The company said on Tuesday it had removed a number of sellers peddling counterfeit products from its platform, and those unable to collect their claims spread rumors that the company was refusing to pay the claims. suppliers and debts.
Ymatou officials said he did not lay off any employees even though his office was closed for the time being.
Last month, Zeng Bibo, the company’s founder and managing director, acknowledged in an open letter to vendors and suppliers that the company was facing increasing challenges, but pledged to do everything possible to keep the business going, stick to customer service and pay its debts.
Zeng said Ymatou had to close his office because the lease expired at the end of August, and he asked employees to work from home to reduce rental expenses.
He said he suspended payments to some sellers because they were selling fake merchandise and their online storefronts did not follow platform rules.
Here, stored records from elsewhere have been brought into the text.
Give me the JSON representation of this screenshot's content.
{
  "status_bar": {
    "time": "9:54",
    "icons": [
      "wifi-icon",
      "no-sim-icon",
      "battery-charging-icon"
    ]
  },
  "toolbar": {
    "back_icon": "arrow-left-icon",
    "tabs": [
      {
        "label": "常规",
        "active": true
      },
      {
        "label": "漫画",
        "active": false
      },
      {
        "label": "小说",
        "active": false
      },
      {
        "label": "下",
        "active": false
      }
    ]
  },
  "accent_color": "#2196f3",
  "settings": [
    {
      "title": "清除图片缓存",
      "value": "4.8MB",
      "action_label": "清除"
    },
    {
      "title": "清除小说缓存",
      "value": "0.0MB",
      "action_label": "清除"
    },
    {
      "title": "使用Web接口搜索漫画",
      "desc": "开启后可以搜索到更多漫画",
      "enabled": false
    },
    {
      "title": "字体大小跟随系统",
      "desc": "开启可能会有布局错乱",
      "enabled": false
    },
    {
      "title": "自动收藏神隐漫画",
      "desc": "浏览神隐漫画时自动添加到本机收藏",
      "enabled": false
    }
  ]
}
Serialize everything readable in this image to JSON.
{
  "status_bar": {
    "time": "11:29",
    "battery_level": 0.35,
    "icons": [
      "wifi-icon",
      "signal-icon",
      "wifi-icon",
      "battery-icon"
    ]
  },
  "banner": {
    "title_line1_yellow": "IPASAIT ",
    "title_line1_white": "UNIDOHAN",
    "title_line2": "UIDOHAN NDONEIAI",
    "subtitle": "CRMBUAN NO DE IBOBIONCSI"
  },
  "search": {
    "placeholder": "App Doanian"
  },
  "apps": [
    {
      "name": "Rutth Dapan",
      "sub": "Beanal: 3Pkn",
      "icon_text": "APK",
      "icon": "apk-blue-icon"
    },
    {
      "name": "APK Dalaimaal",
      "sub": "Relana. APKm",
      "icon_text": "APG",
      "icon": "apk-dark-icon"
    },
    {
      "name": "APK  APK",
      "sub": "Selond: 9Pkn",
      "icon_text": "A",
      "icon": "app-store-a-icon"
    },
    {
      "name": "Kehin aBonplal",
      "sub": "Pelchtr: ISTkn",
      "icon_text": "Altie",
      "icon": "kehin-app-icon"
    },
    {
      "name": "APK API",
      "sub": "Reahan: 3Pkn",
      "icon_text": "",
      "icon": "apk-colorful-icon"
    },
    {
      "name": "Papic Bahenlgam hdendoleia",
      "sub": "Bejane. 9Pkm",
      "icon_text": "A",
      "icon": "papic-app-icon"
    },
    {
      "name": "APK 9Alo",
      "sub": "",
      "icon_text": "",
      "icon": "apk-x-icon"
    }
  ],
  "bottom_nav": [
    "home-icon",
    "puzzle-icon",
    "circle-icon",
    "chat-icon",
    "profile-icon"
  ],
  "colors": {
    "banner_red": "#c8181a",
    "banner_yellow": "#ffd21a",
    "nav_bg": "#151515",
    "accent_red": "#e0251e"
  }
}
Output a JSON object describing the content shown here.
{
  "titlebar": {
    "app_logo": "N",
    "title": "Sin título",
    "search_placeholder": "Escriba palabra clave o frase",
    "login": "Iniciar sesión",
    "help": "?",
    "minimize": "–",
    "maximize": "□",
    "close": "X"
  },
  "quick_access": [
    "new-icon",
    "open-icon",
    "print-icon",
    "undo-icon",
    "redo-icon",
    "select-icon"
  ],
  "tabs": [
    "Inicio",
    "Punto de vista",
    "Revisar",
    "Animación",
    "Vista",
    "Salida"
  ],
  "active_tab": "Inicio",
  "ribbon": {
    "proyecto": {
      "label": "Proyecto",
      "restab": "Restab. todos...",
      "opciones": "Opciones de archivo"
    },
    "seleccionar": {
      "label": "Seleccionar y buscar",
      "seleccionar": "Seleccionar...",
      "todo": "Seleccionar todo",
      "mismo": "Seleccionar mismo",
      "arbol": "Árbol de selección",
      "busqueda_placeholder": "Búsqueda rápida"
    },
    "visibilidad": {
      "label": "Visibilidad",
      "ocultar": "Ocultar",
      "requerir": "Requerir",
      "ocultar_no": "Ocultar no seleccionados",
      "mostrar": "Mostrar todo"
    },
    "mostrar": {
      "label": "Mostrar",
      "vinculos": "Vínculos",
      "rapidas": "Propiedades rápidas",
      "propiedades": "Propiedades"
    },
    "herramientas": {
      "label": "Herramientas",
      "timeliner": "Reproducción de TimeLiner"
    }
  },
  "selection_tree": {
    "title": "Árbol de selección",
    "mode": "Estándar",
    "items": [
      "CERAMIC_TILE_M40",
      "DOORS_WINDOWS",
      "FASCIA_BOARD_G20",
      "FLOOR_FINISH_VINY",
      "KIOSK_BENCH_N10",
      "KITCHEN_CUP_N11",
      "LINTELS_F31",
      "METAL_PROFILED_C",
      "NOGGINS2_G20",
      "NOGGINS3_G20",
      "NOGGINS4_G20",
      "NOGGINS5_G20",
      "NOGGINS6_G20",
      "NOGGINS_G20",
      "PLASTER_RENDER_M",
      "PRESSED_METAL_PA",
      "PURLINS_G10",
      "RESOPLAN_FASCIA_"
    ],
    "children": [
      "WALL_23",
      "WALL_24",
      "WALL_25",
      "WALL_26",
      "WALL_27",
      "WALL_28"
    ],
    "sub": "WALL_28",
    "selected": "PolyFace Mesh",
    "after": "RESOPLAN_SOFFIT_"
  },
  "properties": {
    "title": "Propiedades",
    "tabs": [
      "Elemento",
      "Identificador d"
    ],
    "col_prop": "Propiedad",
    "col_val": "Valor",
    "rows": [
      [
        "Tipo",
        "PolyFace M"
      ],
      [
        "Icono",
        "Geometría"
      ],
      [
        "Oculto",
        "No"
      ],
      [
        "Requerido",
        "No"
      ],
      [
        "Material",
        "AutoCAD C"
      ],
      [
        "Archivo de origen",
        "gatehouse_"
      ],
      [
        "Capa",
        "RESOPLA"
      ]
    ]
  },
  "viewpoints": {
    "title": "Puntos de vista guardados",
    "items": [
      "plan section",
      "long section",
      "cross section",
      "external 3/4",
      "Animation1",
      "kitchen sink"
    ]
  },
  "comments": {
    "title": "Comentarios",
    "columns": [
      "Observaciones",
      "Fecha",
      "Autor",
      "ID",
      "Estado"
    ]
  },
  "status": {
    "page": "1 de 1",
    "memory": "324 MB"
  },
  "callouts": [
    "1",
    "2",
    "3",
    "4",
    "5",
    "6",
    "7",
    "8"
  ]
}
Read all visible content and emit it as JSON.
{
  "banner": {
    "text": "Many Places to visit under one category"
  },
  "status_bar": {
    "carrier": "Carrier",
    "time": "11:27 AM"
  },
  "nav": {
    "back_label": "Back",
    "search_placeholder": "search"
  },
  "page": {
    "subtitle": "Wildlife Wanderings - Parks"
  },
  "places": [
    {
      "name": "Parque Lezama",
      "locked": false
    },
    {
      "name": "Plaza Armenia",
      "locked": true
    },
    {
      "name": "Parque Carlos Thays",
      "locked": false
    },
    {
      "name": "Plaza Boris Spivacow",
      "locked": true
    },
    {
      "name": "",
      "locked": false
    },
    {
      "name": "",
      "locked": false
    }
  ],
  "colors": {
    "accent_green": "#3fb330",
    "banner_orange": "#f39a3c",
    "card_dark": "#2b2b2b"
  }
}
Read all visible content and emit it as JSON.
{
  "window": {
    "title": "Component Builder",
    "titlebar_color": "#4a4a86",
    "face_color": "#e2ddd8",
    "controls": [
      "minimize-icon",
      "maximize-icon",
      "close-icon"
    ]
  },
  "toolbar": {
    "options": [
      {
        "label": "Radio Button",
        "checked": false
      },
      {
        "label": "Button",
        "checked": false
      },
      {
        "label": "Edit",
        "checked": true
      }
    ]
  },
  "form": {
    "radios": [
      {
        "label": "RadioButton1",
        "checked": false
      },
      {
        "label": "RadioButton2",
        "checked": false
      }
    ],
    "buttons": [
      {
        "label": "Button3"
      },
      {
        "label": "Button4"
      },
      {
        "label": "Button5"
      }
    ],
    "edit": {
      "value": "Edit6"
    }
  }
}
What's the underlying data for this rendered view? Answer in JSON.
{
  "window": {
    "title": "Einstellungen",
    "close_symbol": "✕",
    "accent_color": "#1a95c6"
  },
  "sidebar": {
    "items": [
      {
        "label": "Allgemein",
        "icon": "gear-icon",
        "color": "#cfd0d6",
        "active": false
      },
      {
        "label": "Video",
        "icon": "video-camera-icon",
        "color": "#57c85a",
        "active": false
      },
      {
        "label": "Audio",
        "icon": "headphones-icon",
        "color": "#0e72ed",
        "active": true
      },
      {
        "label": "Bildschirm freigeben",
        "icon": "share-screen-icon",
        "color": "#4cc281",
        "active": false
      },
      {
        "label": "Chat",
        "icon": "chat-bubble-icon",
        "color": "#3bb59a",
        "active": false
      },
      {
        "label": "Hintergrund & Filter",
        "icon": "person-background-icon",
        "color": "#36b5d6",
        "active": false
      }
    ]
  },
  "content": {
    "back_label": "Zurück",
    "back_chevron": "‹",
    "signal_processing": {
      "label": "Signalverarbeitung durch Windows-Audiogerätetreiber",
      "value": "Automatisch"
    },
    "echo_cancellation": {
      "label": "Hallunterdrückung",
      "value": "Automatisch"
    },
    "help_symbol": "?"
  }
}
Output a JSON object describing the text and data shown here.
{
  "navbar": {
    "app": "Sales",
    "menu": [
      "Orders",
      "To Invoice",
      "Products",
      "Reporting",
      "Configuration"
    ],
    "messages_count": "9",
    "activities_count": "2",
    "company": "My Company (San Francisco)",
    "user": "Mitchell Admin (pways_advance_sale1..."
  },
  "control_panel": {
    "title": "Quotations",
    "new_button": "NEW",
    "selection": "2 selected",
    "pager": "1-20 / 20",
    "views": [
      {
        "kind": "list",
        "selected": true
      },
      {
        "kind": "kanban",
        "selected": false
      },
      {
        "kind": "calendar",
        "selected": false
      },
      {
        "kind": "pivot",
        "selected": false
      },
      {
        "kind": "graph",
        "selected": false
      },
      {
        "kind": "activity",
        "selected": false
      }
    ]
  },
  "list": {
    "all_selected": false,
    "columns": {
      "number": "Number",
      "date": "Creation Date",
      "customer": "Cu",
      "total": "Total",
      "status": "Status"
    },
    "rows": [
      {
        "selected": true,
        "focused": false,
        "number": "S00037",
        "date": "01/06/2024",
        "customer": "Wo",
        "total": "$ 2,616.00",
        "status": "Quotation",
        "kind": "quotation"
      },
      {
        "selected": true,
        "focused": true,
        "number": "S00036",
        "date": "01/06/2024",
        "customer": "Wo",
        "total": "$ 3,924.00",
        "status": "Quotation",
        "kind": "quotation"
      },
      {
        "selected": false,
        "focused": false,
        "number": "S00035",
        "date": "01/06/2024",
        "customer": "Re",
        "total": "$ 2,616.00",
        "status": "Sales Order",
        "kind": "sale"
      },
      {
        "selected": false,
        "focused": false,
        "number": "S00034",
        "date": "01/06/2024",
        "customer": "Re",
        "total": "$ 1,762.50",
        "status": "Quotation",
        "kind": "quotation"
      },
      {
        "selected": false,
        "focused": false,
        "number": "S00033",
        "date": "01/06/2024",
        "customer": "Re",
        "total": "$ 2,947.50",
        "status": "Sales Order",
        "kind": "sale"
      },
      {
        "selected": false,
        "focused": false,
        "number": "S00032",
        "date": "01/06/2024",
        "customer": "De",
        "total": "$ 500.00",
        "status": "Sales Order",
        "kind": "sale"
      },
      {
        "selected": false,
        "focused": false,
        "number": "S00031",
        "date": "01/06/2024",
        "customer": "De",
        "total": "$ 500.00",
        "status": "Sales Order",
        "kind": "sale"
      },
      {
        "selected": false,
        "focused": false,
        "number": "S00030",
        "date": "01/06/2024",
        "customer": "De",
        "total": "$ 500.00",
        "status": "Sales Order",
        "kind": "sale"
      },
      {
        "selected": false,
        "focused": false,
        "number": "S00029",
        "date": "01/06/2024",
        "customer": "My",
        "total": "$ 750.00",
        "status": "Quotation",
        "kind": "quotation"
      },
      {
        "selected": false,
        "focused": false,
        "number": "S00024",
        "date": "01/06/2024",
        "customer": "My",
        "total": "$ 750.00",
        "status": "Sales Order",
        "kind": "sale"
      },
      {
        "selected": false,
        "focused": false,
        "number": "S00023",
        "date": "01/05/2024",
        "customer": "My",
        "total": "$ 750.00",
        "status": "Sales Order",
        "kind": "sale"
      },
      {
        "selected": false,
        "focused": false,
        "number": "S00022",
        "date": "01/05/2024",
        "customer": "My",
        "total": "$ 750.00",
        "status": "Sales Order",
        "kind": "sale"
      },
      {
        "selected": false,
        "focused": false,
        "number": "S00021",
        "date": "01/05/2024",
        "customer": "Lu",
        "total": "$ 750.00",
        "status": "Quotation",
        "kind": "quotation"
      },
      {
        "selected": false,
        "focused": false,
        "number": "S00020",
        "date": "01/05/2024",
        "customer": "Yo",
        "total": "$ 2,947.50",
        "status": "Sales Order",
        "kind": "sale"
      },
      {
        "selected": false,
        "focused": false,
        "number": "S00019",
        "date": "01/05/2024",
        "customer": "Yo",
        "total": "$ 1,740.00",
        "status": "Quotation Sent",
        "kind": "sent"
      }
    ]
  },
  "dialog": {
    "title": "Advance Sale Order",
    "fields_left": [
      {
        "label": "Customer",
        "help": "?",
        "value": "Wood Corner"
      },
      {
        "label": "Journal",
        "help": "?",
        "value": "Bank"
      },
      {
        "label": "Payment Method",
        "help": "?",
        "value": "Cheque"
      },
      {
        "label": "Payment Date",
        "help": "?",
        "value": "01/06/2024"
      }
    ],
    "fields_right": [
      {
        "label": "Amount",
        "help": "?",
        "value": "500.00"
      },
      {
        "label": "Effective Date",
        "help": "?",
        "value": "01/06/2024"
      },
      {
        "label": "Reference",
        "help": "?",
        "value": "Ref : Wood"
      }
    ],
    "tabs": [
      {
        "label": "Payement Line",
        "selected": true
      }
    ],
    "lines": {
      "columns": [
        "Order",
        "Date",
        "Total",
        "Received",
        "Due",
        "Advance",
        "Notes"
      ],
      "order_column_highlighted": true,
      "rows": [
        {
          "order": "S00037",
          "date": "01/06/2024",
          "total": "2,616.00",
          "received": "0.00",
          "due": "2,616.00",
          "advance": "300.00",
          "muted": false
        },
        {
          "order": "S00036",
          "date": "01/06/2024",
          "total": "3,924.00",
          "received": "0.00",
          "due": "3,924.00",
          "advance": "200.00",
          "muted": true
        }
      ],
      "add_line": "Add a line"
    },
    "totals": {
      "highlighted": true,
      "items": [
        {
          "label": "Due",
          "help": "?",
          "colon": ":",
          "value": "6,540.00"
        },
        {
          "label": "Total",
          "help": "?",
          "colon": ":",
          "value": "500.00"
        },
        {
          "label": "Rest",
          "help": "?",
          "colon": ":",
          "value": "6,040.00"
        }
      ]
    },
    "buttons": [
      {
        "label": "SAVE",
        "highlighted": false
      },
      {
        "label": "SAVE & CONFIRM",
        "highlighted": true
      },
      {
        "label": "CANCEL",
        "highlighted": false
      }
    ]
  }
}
He also said these vendors spread rumors that the company was bankrupt.
Imported digital retailers are still favored by domestic shoppers looking for overseas niche products, but individual sites face various challenges and find it harder to win back shoppers’ trust than trade giants. electronics like Alibaba and JD.
Zhang Zhouping, analyst at the Internet Economy Institute
The crisis facing Ymatou highlights the uncertainty and competitive landscape of the country’s online shopping environment, especially for imported goods.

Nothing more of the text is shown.